そう言ってるまどかが背伸びしてる子供の様に見えて、つい頭を撫でてしまった。そうするとまどかが頬を膨らませて子供の様に怒りだす。

 

「むーっ!さやかちゃんの背が高いからって子供扱いは止めてよぉ!」

「アハハッ。ごめん、ごめん。つい手が動いちゃってさ」

「……もうやらないでね?」

 

まどかが上目遣いでそう言ってくる。

 

……ハッ!

 

あまりの可愛さにまた撫でようとしていたのか、右手が自然とまどかの頭へ吸い寄せられていく。

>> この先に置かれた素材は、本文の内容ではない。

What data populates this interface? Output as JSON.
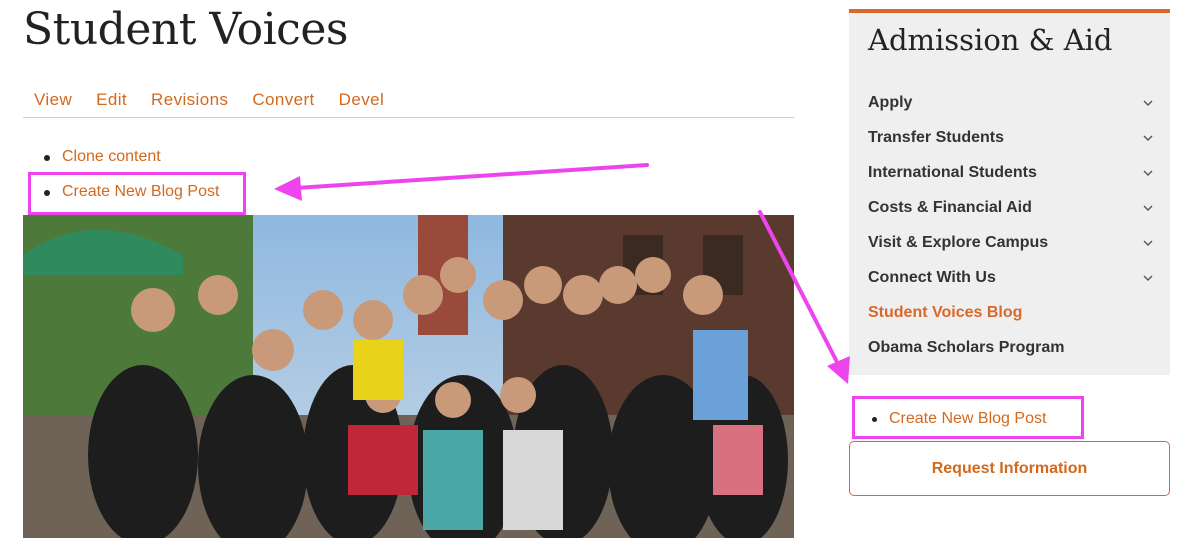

そして、その右手を左手で掴んで止めるというよくわからないことをしていた。

 

あまりの可愛さに無意識に撫でさせようとしてくるとは、流石やで。

 

「二人とも魔女の反応があったわ。準備はいいかしら?」

 

そう言ってマミさんが止まった場所は廃ビルの前だった。

 

「ええ、何時でも大丈夫です」

「オーケーですっ!」

 

そう言って私は金属バットを、まどかは防犯傘を何時でも対応出来るように持った。

だが、私達を無視して何かに気が付いたのか、廃ビルの屋上を凝視しながら魔法少女の姿に変身する。私達もマミさんの視線の先を見ると一人の女性が飛び降りていた。

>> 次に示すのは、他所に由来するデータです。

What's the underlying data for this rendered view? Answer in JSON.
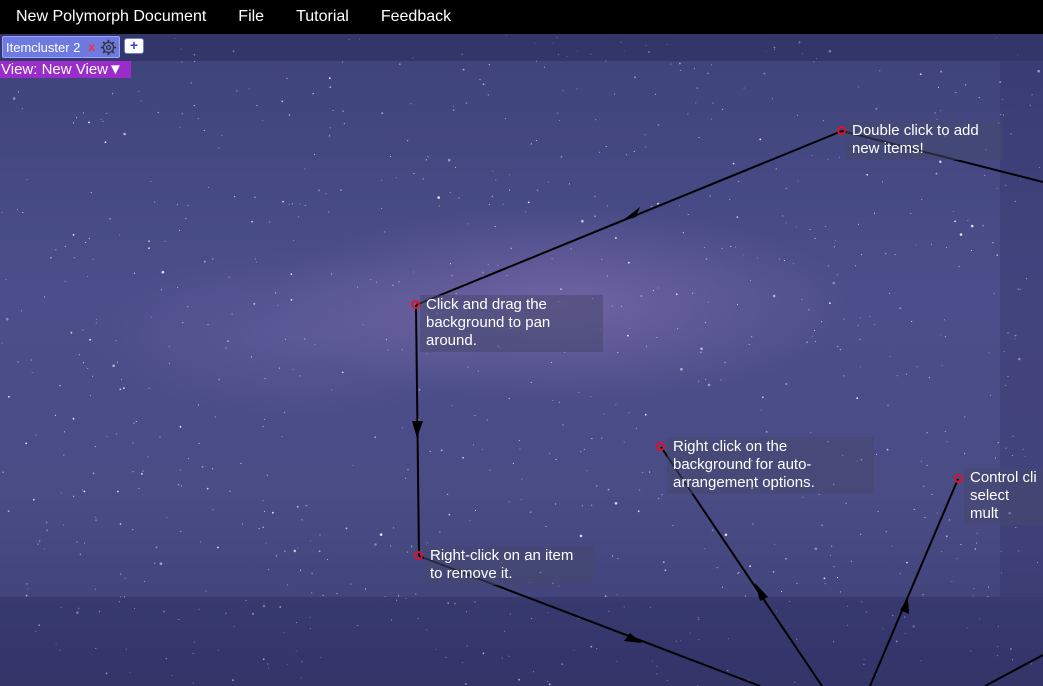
{
  "menu": {
    "title": "New Polymorph Document",
    "file": "File",
    "tutorial": "Tutorial",
    "feedback": "Feedback"
  },
  "tabs": {
    "active_label": "Itemcluster 2",
    "close_label": "x",
    "add_label": "+"
  },
  "view": {
    "label": "View: New View▼"
  },
  "items": [
    {
      "text": "Double click to add new items!"
    },
    {
      "text": "Click and drag the background to pan around."
    },
    {
      "text": "Right click on the background for auto-arrangement options."
    },
    {
      "text": "Control cli select mult"
    },
    {
      "text": "Right-click on an item to remove it."
    }
  ],
  "colors": {
    "menubar": "#000000",
    "tab": "#6e7ae0",
    "view_selector": "#9a2cc9",
    "marker": "#e0102a"
  }
}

このままでは地面に落ちてしまうと茫然としていたが、彼女が落ちると同時にマミさんが黄色のリボンを出し、落下中の彼女に巻き付けてゆっくりと降ろした。

 

「マミさん、その人は一体……」

「……ここを見て」

 

マミさんは落ちてきた人の首を指差す。

そこには蝶々のマークが入った紋様があった。

 

「マミさん、これは一体?」

「これは魔女の口づけよ。これを付けられた人は、魔女の餌にされてしまうの」

「餌、ですか……?」

「大抵の被害者は自殺や事故死で片付けられてしまうから、気付かれないのよね。あなたたちの近くに怪しい行動をしてる人がいたら、このマークがあるか確認して、あったら連絡しなさい」

「了解っす!」

 

マミさんは落ちてきた人をその場において廃ビルの奥へ進む。

私たちもそれに続いた。

 

廃ビルの中に入ると入り口から少ししたところに階段があった。

普通ならなんの変哲もない階段なのだが、その上には先程見た、魔女の口づけと同じマークが空中に浮いていた。

 

「あれが魔女の結界の入り口よ」

「魔女の結界……?」

「ああ、いい忘れていたわね。魔女は周りの目から隠れるために自分のテリトリーを作り出すの。それのせいで普通の人では見ることすらできないって訳」

「だから、警察では役にたたないと言っていたんですね」

「そうよ。さてと、美樹さん。鹿目さん」

 

そう言ってマミさんは私の金属バッドとまどかの傘を掴んだ。

するとそれぞれに変化がおきて、白く可愛らしい装飾のついたバッドと傘になった。

 

「何かあればこれで身を守れるわ」

「ありがとうございます、巴先輩」

「それじゃあ、二人とも。行きましょう」

「はい、マミさん!」

 

そうして、マミさんを先頭に私達は魔女の領域へと踏み込んだ。